Cannabinoid stores are rapidly sprouting up across the country and have made their way to Fort Worth.
Your CBD Store opened in Keller in October 2018 and is adding locations on Berry Street on May 4 and on Hulen Street later this month.
President Trump signed the 2018 Farm Bill to federally legalize industrial farming of hemp, but it prohibits items from containing over .3% of tetrahydrocannabinol (THC), the source of marijuana’s notorious high.
According to the Texas Department of Agriculture, states are authorized to create and establish regulations before hemp production is permitted. After Texas passes hemp laws, the focus will shift to making rules for the new market opportunity, like licensing, production and testing.
“The bill passed unanimously,” said Chrissy Crowell, owner of the Keller store. “The vote was 144 to zero.”
The Texas House approved the bill on April 23, so the decision now lies with the Texas Senate. A lag in the Texas Legislature passing laws on hemp has blurred
“We sell tinctures, drops that dissolve under the tongue, water solubles, topical pain creams, candy, chapstick and even dog treats,” Crowell said. “We are super excited about our skin care line.”
Hemp is not marijuana, but the two plants are both members of the Cannabis Sativa family.
“Most people think hemp is the male strand, but it’s actually the female strand that has higher traces of cannabinoids and lower amounts of THC,” Crowell said.
Crowell was left with relentless fatigue and irritability from the difficult birth, and pregnancy, of her twins six years ago. She started using CBD six years ago when doctor and chiropractor visits, as well as other alternative natural remedies, didn’t work.

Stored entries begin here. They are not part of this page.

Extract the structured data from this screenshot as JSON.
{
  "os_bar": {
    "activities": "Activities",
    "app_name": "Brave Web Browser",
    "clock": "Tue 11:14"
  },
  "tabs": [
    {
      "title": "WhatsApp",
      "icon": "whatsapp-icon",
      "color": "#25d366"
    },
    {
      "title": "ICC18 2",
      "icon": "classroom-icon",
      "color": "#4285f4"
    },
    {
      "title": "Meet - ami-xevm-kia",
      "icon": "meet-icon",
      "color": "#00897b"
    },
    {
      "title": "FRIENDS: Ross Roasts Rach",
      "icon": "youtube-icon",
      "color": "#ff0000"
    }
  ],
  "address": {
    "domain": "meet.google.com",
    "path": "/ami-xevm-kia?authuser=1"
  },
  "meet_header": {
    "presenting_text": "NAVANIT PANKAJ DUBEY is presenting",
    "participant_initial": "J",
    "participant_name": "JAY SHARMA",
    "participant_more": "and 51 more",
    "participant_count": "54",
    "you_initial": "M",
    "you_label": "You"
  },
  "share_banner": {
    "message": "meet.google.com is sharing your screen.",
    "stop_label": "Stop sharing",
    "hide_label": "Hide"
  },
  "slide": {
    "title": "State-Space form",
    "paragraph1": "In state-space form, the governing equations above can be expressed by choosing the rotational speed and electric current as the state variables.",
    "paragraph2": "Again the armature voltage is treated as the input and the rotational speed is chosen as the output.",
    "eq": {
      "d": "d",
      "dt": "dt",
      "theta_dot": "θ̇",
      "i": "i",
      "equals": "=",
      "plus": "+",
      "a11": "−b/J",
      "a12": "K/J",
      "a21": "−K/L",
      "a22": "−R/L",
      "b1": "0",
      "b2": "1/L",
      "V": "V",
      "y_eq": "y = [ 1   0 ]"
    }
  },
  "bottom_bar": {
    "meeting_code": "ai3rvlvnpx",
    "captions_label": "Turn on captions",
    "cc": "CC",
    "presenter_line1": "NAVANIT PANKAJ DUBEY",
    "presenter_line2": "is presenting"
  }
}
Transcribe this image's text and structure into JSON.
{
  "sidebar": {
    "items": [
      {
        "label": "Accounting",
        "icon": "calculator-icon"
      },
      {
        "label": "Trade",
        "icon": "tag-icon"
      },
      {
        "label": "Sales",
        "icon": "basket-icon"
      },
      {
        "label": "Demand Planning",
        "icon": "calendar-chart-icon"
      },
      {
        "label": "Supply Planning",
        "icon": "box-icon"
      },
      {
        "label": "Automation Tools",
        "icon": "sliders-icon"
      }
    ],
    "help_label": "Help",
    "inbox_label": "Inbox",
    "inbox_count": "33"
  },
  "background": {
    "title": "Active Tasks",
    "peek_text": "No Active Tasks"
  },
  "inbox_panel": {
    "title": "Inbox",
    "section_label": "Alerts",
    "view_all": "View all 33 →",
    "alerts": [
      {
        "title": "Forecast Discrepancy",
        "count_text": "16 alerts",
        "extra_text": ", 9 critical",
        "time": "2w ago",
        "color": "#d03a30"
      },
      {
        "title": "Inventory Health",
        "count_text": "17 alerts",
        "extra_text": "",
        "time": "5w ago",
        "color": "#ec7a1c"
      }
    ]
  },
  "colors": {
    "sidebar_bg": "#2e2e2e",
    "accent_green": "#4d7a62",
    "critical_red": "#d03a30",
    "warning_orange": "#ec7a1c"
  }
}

“I felt the change and noticed a difference in my moods. I was more patient,” Crowell said. “Then I saw the difference in science when I got my blood work back. There is science behind this.”
The store’s team includes a doctor to educate the employees on CBD’s maximum benefits to enrich their service to people. Crowell’s team is stacked with the help of a lawyer to navigate the maze of Texas’ hemp policy, until the legislation establishes the state’s laws.
“We are the flagship store in the area, so we are helping the other locations,” Crowell said. “I want to do what I can to educate people on CBD and its benefits.”
Employees are eager to educate and help customers to make for a personable experience. They make Your CBD Store more than just a name.
“Everyone has their own story, and I have witnessed people’s testimonies of sad stories getting better because of CBD,” Crowell said.
Hemp farming will definitely add unique aspects to Texas’ agriculture and social culture if the Texas Senate passes the bill.